Assoc. Prof. Dale Herbeck (Communication) is an expert on debate, public argument and freedom of expression issues: "It's said that the recent innovations in communications technology have greatly expanded public discourse, but we actually appear to be moving the opposite way. Look at the development of communication: We went from the speaking model, one communicating to a relative few, to the printing model - one to many - and finally to mass media - one to very many.
"Now, with cable and satellite TV, that mass audience has actually become more segmented. You've got people watching a channel devoted entirely to golf, for example . The Internet also has the illusion of one interacting with many, but it's really become more a case of point-to-point.
"Large companies are buying up more and more space on the World Wide Web, and Web sites are now carrying advertisements. There's a database being developed that will enable politicians or political organizations to put you on an automated e-mail list.

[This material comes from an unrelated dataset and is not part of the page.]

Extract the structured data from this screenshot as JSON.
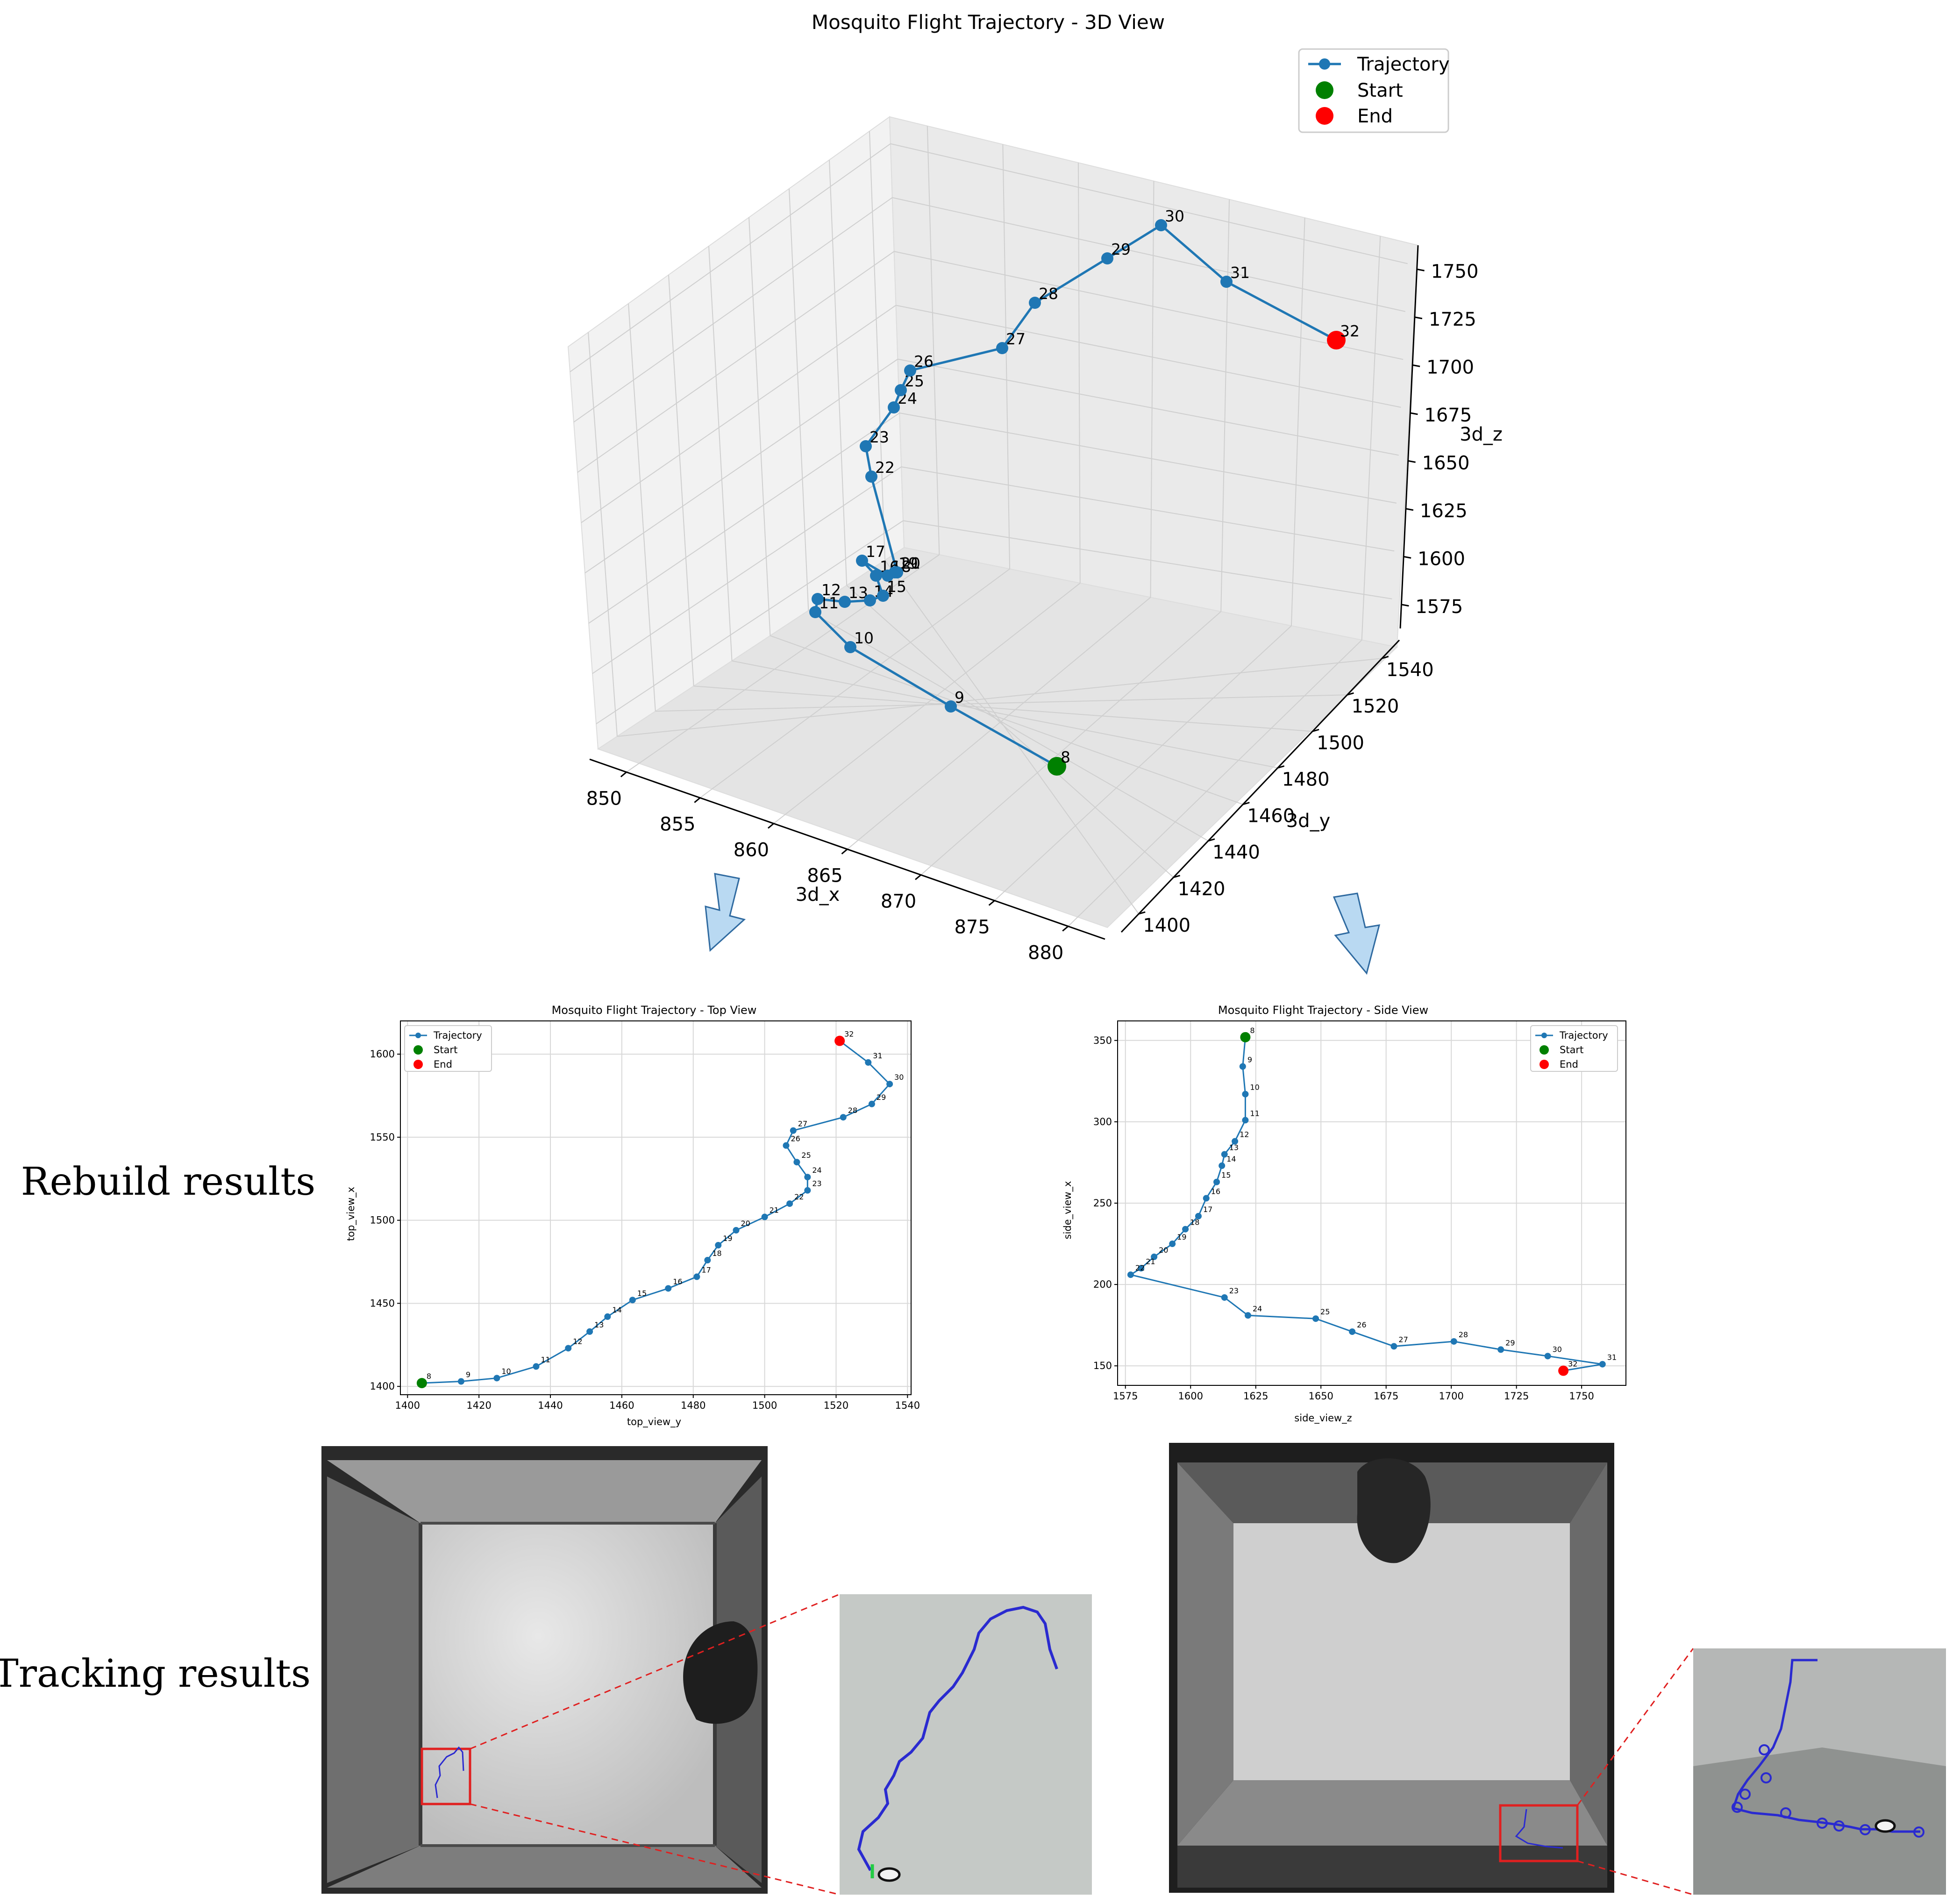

"The Internet, like other communications technology which came before it, is tremendously empowering but is subject to much of the same problems and issues that TV and radio encountered."
Assoc. Research Prof. Richard Spinello (CSOM) is the author of Ethical Aspects of Information Technology and Corporate Instinct: Building a Knowing Enterprise for the 21st Century : "The boom in communications technology has created, or at least exacerbated, some complicated ethical issues in the workplace: privacy versus productivity, for example, and appropriate use of technology. It's also changing the nature of the organization, the relationship between employer and employees.
"Work time used to be strictly defined. But, as first the telephone, then the fax and now e-mail became more widely used in offices, it became commonplace for people to intersperse their personal and business-related communication s .
"Organizations are concerned about this trend for reasons like lost productivity, or the danger of incurring liability if an employee were to misuse the technology, such as to harass or defraud someone. Many chose to strictly monitor employees use of communications technology.
"This has created tension over whether an organization is ferreting out a specific problem, or treading on employees' privacy indiscriminately. Because communications technology is only going to get better, and because the courts have tended to hold employers responsible for their employees' actions, this is an issue which will not go away any time soon."
Senior Lect. Michael Keith (Communication) , author of Waves of Rancor: Tuning In the Radical Right , has written extensively on the evolution of radio broadcasting: "Radio tends to be overlooked in the communications technology arena, but it has actually proved more impervious to changes than other forms of mass media. Look at broadcast TV, which supplanted radio in popularity: It's now under duress from cable and satellite TV, and no longer has the hold it once did. But radio is still the most-used electronic medium in the world from 6 a.m. until evening.
"New technology is going to affect radio, however. Radio will soon shift from analog to digital. That will motivate consumers to go and get new radios to utilize the new technology. There will also be 'smart receivers,' which will come with small screens that enable the listener to get information about the station or program they're listening to. Ironically, in its infancy television was actually known as 'sight radio,' and now it appears radio will no longer be a sightless medium."